# Oyster Shells



## higherme (Apr 20, 2009)

Hi, I got some oyster shells from Sunshine Coast and would like to put them in the fish tank. I heard they are good for the tank?
What should I do before putting them in the tank? wash with water? anything special I need to do??

Thanks!


----------



## Lupin (Aug 2, 2006)

They're mostly calcium carbonate. If you do plan to increase both pH and KH, then you may put them in your filter otherwise don't.


----------



## higherme (Apr 20, 2009)

so it's not a idea to put them in the tank for decoration??


----------



## SinCrisis (Aug 7, 2008)

if your ph and KH is low and you do consistent water changes, it could be ok. its like the opposite of adding driftwood to a tank. Do you have any snails? I believe snails will eat them.


----------



## SinCrisis (Aug 7, 2008)

also beware of salt content on the shells, you dont want to increase the salinity of your aquarium, if you do put them in wash thouroghly.


----------



## Byron (Mar 7, 2009)

The earlier replies have answered you, and I would strongly suggest you not add shells. You haven't indicated the pH and hardness of your tank water, and by comparison the tap water, so it is difficult to assess the extent of the effect. But one thing is certain, the shells will dissolve, adding salt (even if washed this can still occur) and calcium, and depending upon the water volume and size/number of shells, the pH will rise as will the hardness. If you have livebearers or rift lake cichlids, this will not be a problem. But if you have acidic water fish, it is certainly the last thing you want. And, if the salinity or pH changes enough, fish stress occurs and that leads to other health problems and even behavioural issues. Fish are trapped in your aquarium water, and anything that alters it is going to have an effect on the fish internally.


----------



## Lupin (Aug 2, 2006)

SinCrisis said:


> also beware of salt content on the shells, you dont want to increase the salinity of your aquarium, if you do put them in wash thouroghly.

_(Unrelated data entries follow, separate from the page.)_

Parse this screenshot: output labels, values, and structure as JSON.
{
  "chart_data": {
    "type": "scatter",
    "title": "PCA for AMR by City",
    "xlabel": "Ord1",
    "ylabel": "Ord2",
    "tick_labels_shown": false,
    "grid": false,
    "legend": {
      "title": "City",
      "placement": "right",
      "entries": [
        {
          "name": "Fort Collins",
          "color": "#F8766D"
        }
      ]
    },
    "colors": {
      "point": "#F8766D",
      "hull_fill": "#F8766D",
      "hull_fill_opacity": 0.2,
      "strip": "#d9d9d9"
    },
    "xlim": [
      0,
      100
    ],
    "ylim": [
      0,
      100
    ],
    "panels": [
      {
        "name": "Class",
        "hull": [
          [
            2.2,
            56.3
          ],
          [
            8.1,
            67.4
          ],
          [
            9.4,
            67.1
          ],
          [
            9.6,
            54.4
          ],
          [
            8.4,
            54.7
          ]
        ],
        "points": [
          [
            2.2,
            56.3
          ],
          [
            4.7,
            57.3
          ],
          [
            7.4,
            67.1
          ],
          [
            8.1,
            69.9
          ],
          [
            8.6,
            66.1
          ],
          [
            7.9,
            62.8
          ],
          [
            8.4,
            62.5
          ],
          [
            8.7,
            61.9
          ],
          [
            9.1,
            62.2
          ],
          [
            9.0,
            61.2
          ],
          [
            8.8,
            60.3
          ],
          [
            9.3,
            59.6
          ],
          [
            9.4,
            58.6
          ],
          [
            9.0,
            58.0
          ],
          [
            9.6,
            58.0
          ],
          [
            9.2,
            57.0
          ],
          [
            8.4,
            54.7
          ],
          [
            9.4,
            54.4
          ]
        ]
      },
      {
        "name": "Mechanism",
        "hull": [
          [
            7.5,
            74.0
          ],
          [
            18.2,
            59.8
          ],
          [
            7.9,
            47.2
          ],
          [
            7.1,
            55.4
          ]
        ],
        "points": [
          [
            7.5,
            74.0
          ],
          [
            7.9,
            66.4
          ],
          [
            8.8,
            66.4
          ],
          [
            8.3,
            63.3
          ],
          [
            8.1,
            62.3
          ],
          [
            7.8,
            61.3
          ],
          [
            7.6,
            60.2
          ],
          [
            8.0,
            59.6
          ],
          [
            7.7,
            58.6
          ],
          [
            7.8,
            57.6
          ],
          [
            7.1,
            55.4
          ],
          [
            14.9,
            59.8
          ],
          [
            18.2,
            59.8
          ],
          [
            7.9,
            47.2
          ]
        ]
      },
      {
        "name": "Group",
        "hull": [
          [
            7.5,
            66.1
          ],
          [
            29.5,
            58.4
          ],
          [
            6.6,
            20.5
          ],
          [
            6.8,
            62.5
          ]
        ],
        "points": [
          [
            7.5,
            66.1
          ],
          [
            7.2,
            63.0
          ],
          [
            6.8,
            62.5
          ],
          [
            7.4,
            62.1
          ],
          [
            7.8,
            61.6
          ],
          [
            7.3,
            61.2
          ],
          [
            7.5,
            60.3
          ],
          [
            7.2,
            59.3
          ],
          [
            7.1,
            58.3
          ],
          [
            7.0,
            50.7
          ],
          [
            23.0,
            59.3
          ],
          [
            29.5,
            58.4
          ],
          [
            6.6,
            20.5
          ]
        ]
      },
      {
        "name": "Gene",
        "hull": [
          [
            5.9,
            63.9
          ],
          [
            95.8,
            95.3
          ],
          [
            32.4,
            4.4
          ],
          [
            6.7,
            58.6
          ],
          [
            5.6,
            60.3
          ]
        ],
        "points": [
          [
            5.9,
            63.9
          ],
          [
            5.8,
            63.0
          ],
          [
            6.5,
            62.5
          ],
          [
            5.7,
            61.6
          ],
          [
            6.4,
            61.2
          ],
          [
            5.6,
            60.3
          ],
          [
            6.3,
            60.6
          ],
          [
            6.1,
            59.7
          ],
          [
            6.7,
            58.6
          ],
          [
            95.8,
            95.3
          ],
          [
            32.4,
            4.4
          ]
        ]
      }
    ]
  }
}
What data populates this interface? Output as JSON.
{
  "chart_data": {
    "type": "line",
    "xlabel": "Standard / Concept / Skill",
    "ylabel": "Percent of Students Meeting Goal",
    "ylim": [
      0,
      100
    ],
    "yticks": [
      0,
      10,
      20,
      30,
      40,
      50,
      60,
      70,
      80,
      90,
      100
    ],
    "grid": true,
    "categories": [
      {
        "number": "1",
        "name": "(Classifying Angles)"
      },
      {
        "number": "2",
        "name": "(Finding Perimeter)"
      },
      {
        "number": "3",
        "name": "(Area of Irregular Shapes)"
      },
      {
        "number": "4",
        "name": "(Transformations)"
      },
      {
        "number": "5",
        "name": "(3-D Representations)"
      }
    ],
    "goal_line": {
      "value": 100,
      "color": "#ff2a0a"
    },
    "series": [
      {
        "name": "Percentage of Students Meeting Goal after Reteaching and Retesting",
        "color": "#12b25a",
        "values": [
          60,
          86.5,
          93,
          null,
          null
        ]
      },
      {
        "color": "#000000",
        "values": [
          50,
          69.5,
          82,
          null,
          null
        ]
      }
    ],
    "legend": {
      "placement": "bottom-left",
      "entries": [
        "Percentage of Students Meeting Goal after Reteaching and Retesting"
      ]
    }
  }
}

Salt is not an issue when it is washed thoroughly. By this time, there is very little trace of salt to damage the fish from osmotic shock. No reason to worry about beach sand, corals, etc either unless you do not want a very high KH depending on your fish. It could prove beneficial on some species and snails though.


----------



## SinCrisis (Aug 7, 2008)

i think if you post your water parameters, people on this board could help you better and give better recommendations.


----------